Из дневников и записных книжек - [29]
В этом и цель этих записок — изучение, осмысление собственной, плохо изученной ранее жизни. Могут ли такие записки вообще иметь цель? Могут ли они принести пользу? Я сомневаюсь в этом. Какую имели цель и принесли пользу "Поэзия и правда" Гете, «Исповедь» Руссо, «Признания» Гейне, "Былое и думы" Герцена, "История моего современника" Короленко? К тому же все эти произведения, написанные искусно и довольно искренне, — еще не искусство, а полуфабрикат искусства. (Эту мысль надо развить.)
Они были интересны потому, что интересны были нам их авторы, выражавшие свое время наиболее ярко, почему они и были для нас интересны. Самое реальное время, прошедшее и не оставившее по себе письменных памятников, становится нереальным, перестает существовать. В этом — высшая реальность литературы. Литература — это та иголочка, которая пишет на пленке волнистую линию, отражающую идущую рядом мелодию. Если эту иголочку на минуту снять, то музыка не прекратится, она останется той же реальностью, она будет существовать, звуковые волны разной длины будут по-прежнему вырастать и сокращаться, но на пленке окажется тихий пробел, и музыка канет в вечность, — в великую яму, подобную той, в которую канули бесчисленные времена, не имевшие письменности.

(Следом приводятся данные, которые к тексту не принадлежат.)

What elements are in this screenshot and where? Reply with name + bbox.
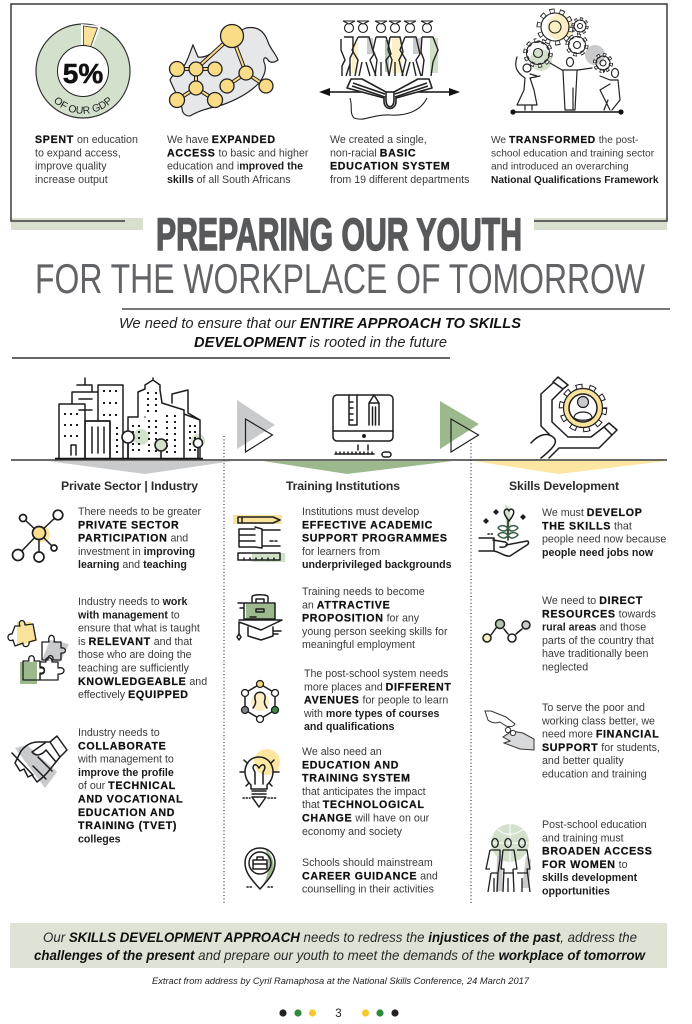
- text: financial support: FINANCIAL: [596, 729, 659, 741]
- icon: linked nodes: [483, 620, 530, 642]
- text: spent: improve quality: [35, 161, 107, 173]
- top frame: [11, 4, 667, 221]
- text: broaden access: Post-school education: [542, 819, 647, 831]
- text: develop the skills: that: [614, 520, 632, 532]
- text: collaborate: improve the profile: [78, 767, 174, 779]
- icon: handshake: [12, 736, 67, 788]
- text: collaborate: TECHNICAL: [108, 780, 176, 792]
- icon: 5% donut: OF OUR GDP: [54, 97, 110, 114]
- text: private sector participation: investment in: [78, 546, 144, 558]
- title: [35, 209, 645, 302]
- text: private sector participation: learning: [78, 559, 119, 571]
- icon: plant in hand: [479, 504, 528, 556]
- wedge: grey: [48, 461, 233, 474]
- text: academic support: Institutions must develop: [302, 506, 419, 518]
- text: education and training system: TECHNOLOGICAL: [323, 799, 425, 811]
- text: education and training system: will have on our: [355, 812, 429, 824]
- text: broaden access: FOR WOMEN: [542, 859, 616, 871]
- text: private sector participation: There needs to be greater: [78, 506, 201, 518]
- text: collaborate: COLLABORATE: [78, 740, 166, 752]
- text: spent: to expand access,: [35, 147, 121, 159]
- text: different avenues: The post-school system needs: [304, 668, 448, 680]
- text: develop the skills: people need now because: [542, 534, 666, 546]
- text: broaden access: to: [619, 859, 628, 871]
- text: attractive proposition: ATTRACTIVE: [317, 599, 390, 611]
- text: different avenues: DIFFERENT: [386, 681, 452, 693]
- text: education and training system: EDUCATION AND: [302, 759, 399, 771]
- text: work with management: EQUIPPED: [128, 689, 189, 701]
- icon: 5% donut: [35, 23, 131, 119]
- icon: city skyline: [55, 378, 205, 459]
- text: develop the skills: We must DEVELOP: [542, 507, 642, 519]
- text: work with management: is: [78, 636, 89, 648]
- icon: map pin with briefcase: [245, 848, 275, 889]
- text: expanded access: to basic and higher: [218, 147, 308, 159]
- icon: briefcase and graduation cap: [237, 595, 282, 640]
- icon: puzzle pieces: [8, 621, 69, 684]
- text: broaden access: skills development: [542, 872, 638, 884]
- icon: light bulb pencil: [240, 749, 280, 807]
- text: career guidance: counselling in their activities: [302, 884, 434, 896]
- text: expanded access: skills: [167, 174, 194, 186]
- wedge: yellow: [473, 461, 666, 474]
- arrow: green: [440, 401, 479, 452]
- text: private sector participation: PARTICIPATION: [78, 533, 168, 545]
- text: spent: increase output: [35, 174, 108, 186]
- callout banner: Our SKILLS DEVELOPMENT APPROACH needs to redress the injustices of the past, address the: [43, 930, 637, 945]
- icon: 5% donut: 5%: [63, 58, 103, 89]
- text: collaborate: AND VOCATIONAL: [78, 794, 183, 806]
- callout banner: challenges of the present and prepare our youth to meet the demands of the workplace of tomorrow: [34, 948, 646, 963]
- text: attractive proposition: meaningful employment: [302, 639, 415, 651]
- text: different avenues: more types of courses: [326, 708, 440, 720]
- text: financial support: for students,: [601, 742, 660, 754]
- text: different avenues: and qualifications: [304, 721, 395, 733]
- icon: person in hexagon network: [242, 680, 278, 722]
- header strips: [11, 218, 667, 230]
- text: expanded access: We have EXPANDED: [167, 134, 276, 146]
- arrow: grey: [237, 400, 275, 452]
- text: broaden access: BROADEN ACCESS: [542, 846, 653, 858]
- text: direct resources: We need to DIRECT: [542, 595, 643, 607]
- text: broaden access: and training must: [542, 832, 624, 844]
- text: collaborate: Industry needs to: [78, 727, 160, 739]
- text: direct resources: towards: [619, 608, 656, 620]
- text: financial support: and better quality: [542, 755, 624, 767]
- callout banner: [10, 923, 667, 968]
- text: collaborate: colleges: [78, 833, 121, 845]
- text: attractive proposition: PROPOSITION: [302, 613, 384, 625]
- page number with dots: 3: [335, 1008, 342, 1020]
- text: private sector participation: and teaching: [122, 559, 187, 571]
- text: financial support: working class better, we: [541, 715, 655, 727]
- text: transformed: school education and training sector: [491, 148, 655, 159]
- icon: wrench gripping gear and person: [531, 377, 617, 458]
- source note: Extract from address by Cyril Ramaphosa at the National Skills Conference, 24 March 2017: [152, 976, 530, 986]
- text: work with management: teaching are sufficiently: [78, 662, 190, 674]
- text: work with management: effectively: [78, 689, 128, 701]
- text: collaborate: of our: [78, 780, 108, 792]
- text: attractive proposition: young person seeking skills for: [302, 626, 448, 638]
- text: attractive proposition: an: [302, 599, 317, 611]
- icon: network: [12, 510, 63, 562]
- title: PREPARING OUR YOUTH: [156, 209, 522, 260]
- text: different avenues: for people to learn: [363, 695, 448, 707]
- text: direct resources: parts of the country that: [542, 635, 654, 647]
- text: develop the skills: people need jobs now: [542, 547, 654, 559]
- text: transformed: and introduced an overarching: [491, 162, 629, 173]
- text: academic support: SUPPORT PROGRAMMES: [302, 533, 448, 545]
- icon: people and gears: [510, 11, 624, 115]
- wedge: green: [263, 461, 453, 474]
- subtitle: [119, 315, 521, 351]
- text: private sector participation: and: [170, 533, 188, 545]
- icon: women and globe: [486, 824, 531, 892]
- text: education and training system: We also need an: [302, 746, 382, 758]
- text: direct resources: neglected: [542, 662, 588, 674]
- text: basic education: from 19 different departments: [330, 174, 469, 186]
- text: academic support: EFFECTIVE ACADEMIC: [302, 519, 433, 531]
- text: expanded access: ACCESS: [167, 147, 216, 159]
- heading: skills development: Skills Development: [509, 479, 619, 493]
- subtitle: We need to ensure that our ENTIRE APPROACH TO SKILLS: [119, 315, 521, 332]
- text: financial support: SUPPORT: [542, 742, 598, 754]
- text: direct resources: and those: [599, 622, 646, 634]
- text: basic education: BASIC: [380, 147, 416, 159]
- text: academic support: for learners from: [302, 546, 380, 558]
- text: education and training system: that: [302, 799, 323, 811]
- text: career guidance: and: [420, 870, 438, 882]
- text: develop the skills: THE SKILLS: [542, 520, 611, 532]
- text: transformed: National Qualifications Framework: [491, 175, 659, 186]
- text: direct resources: RESOURCES: [542, 608, 616, 620]
- text: financial support: need more: [542, 729, 596, 741]
- icon: map with network: [170, 24, 278, 116]
- heading: private sector: Private Sector | Industry: [61, 479, 198, 493]
- text: different avenues: with: [303, 708, 326, 720]
- icon: giving hands: [485, 711, 534, 750]
- icon: graduates, book and map: [319, 21, 460, 119]
- icon: pencil, hand and ruler: [233, 515, 285, 562]
- text: education and training system: CHANGE: [302, 812, 352, 824]
- text: education and training system: that anticipates the impact: [302, 786, 426, 798]
- text: private sector participation: PRIVATE SECTOR: [78, 519, 179, 531]
- subtitle: DEVELOPMENT is rooted in the future: [194, 334, 447, 351]
- text: work with management: Industry needs to work: [78, 596, 187, 608]
- column dividers: [224, 436, 471, 905]
- text: collaborate: TRAINING (TVET): [78, 820, 177, 832]
- text: private sector participation: improving: [144, 546, 195, 558]
- baseline: [11, 459, 667, 461]
- text: attractive proposition: for any: [387, 613, 419, 625]
- shading behind the graduates: [352, 38, 438, 73]
- text: collaborate: EDUCATION AND: [78, 807, 175, 819]
- text: spent: SPENT on education: [35, 134, 138, 146]
- text: attractive proposition: Training needs to become: [302, 586, 425, 598]
- text: financial support: education and training: [542, 768, 647, 780]
- text: work with management: KNOWLEDGEABLE: [78, 676, 186, 688]
- text: financial support: To serve the poor and: [542, 702, 645, 714]
- text: career guidance: CAREER GUIDANCE: [302, 870, 417, 882]
- text: education and training system: economy and society: [302, 826, 403, 838]
- text: work with management: with management: [77, 609, 168, 621]
- text: direct resources: rural areas: [542, 622, 597, 634]
- text: expanded access: of all South Africans: [197, 174, 291, 186]
- text: basic education: EDUCATION SYSTEM: [330, 161, 450, 173]
- text: expanded access: education and i: [167, 161, 239, 173]
- text: academic support: underprivileged backgrounds: [302, 559, 452, 571]
- text: direct resources: have traditionally been: [542, 648, 649, 660]
- text: collaborate: with management to: [77, 754, 174, 766]
- text: different avenues: AVENUES: [304, 695, 360, 707]
- text: broaden access: opportunities: [542, 886, 610, 898]
- text: transformed: We TRANSFORMED the post-: [491, 135, 638, 146]
- text: basic education: non-racial: [330, 147, 380, 159]
- heading: training institutions: Training Institutions: [286, 479, 400, 493]
- text: basic education: We created a single,: [330, 134, 427, 146]
- text: work with management: to: [171, 609, 180, 621]
- page number with dots: [279, 1008, 399, 1020]
- text: work with management: those who are doing the: [78, 649, 192, 661]
- text: work with management: RELEVANT and that: [89, 636, 192, 648]
- text: career guidance: Schools should mainstream: [302, 857, 433, 869]
- text: different avenues: more places and: [304, 681, 386, 693]
- text: expanded access: mproved the: [239, 161, 303, 173]
- text: education and training system: TRAINING SYSTEM: [302, 773, 411, 785]
- text: work with management: ensure that what is taught: [78, 623, 200, 635]
- text: work with management: and: [189, 676, 207, 688]
- icon: computer with ruler and pencil: [333, 395, 393, 457]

Более того — не только времена, но и пространства. Ибо страны или области, реально существующие на карте и по сие время, но записанные только в конституциях и законоположениях, а не в произведениях литературы, являются как бы не существовавшими для человечества. С этой точки зрения Древняя Греция — гораздо большая реальность, чем Греция современная; Донская область, описанная Шолоховым в его романе, в сто раз реальнее, чем не менее реальный и в сто раз больший по размерам Красноярский край, а Смоленская область, благодаря поэзии Твардовского, — в сто раз реальнее соседней с ней Калужской, хотя вообще-то эта последняя ничуть не хуже первой.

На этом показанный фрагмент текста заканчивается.